Worry about what YOU need to be doing…

Ok, so… this post is going to be extremely petty. To the max petty. But I get so annoyed when I’m told by publications (most notably Buzzfeed) what I “need” to be doing or “should” be doing. For example:

“Three Courses You Need to Take to Monetize Your Blog.”

“40 Restaurants You Should Be Spending Your Hard Earned Money On.”

“678 Reasons Why You Need to Worship Satan.”

Ok, I’ve never seen that last one before. I’m also not here to judge if that one spoke to you.

But seriously… relax, Internet. The sense of urgency in these titles get under my skin as well as I just simply don’t like being told what to do. On some level, I feel a sense of constant anxiety behind the underlying feelings of inadequacy based on the fact that I’m not doing what I should be doing at the present time.

The constant desire of life improvement is prevalent in today’s society. We all just want to get better, do better, and be better. But the insistent reminders of the things and activities that I’m not currently participating in that society and the media says I ought to gets to be overwhelming.

The creators of these articles and headlines need to mind their GD business.

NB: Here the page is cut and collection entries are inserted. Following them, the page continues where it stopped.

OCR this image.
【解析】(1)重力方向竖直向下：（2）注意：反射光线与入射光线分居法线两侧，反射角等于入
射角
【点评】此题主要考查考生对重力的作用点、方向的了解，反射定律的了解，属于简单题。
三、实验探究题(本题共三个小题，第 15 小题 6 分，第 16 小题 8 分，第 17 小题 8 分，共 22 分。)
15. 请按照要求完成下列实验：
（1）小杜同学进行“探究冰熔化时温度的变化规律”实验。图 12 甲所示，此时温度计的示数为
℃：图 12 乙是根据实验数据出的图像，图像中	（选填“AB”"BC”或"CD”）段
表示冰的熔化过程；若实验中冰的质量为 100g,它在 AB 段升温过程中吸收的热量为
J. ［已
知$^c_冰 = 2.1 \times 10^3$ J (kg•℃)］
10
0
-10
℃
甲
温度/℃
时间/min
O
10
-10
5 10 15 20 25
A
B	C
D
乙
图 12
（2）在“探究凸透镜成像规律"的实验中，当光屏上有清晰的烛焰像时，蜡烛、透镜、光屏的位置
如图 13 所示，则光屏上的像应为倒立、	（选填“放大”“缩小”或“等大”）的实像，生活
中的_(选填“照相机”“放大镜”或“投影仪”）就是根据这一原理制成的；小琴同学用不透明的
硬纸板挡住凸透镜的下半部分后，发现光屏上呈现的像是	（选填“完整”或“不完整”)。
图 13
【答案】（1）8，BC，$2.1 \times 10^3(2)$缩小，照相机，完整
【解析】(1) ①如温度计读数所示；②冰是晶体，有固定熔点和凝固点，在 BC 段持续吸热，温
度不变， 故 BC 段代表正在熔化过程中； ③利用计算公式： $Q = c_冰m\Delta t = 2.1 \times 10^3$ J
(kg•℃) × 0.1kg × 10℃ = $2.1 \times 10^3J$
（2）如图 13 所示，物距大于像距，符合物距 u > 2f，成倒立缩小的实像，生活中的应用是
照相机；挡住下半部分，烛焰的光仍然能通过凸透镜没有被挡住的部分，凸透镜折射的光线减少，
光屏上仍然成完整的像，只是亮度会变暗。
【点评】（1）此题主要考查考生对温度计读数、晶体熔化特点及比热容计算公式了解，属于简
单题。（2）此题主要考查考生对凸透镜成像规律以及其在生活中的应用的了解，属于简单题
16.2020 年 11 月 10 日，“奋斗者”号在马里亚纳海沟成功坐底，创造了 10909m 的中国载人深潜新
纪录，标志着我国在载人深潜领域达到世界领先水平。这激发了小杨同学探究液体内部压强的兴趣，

A simple suggestion is cute and all but remove the overzealousness from your title – I don’t need it.

I’m sure that may have seemed like a reach for some but if we aren’t reaching, we aren’t achieving, amiright? Plus, I warned you… I’m petty.

For Those of You That Say Queen “Bae”

I’m so tired of y’all calling my fave Queen Bae. Who is that?

I have a special hatred in my heart for those who pronounce Queen/King Bey as Queen “Bae”.

Or the BeyHive as the “Bae”-Hive.

Or even using “Bay-Z” as a conjoined name when she is referred to alongside her husband in the media.

Who the hell is “Bae”-yoncé?

When have you ever heard Beyoncé’s name pronounced as “Bae”-yoncé? For those of you that pronounce it as “BAE”, what is wrong with you? Seriously, what is your problem? Your parents didn’t birth you to grow up and refer to our Queen as “Bae”-yoncé; the name her momma did not give her.

For all of you “Bae”-Hive truthers, you need to get right with your ministry and stop disrespecting American royalty. Because, once again, who in the hell is “Bae”-yoncé.

DISCLAIMER: I’m half-joking. I actually mean a lot of what I said. So it’s kind of a joke, but like, stop calling her that. I still love you regardless.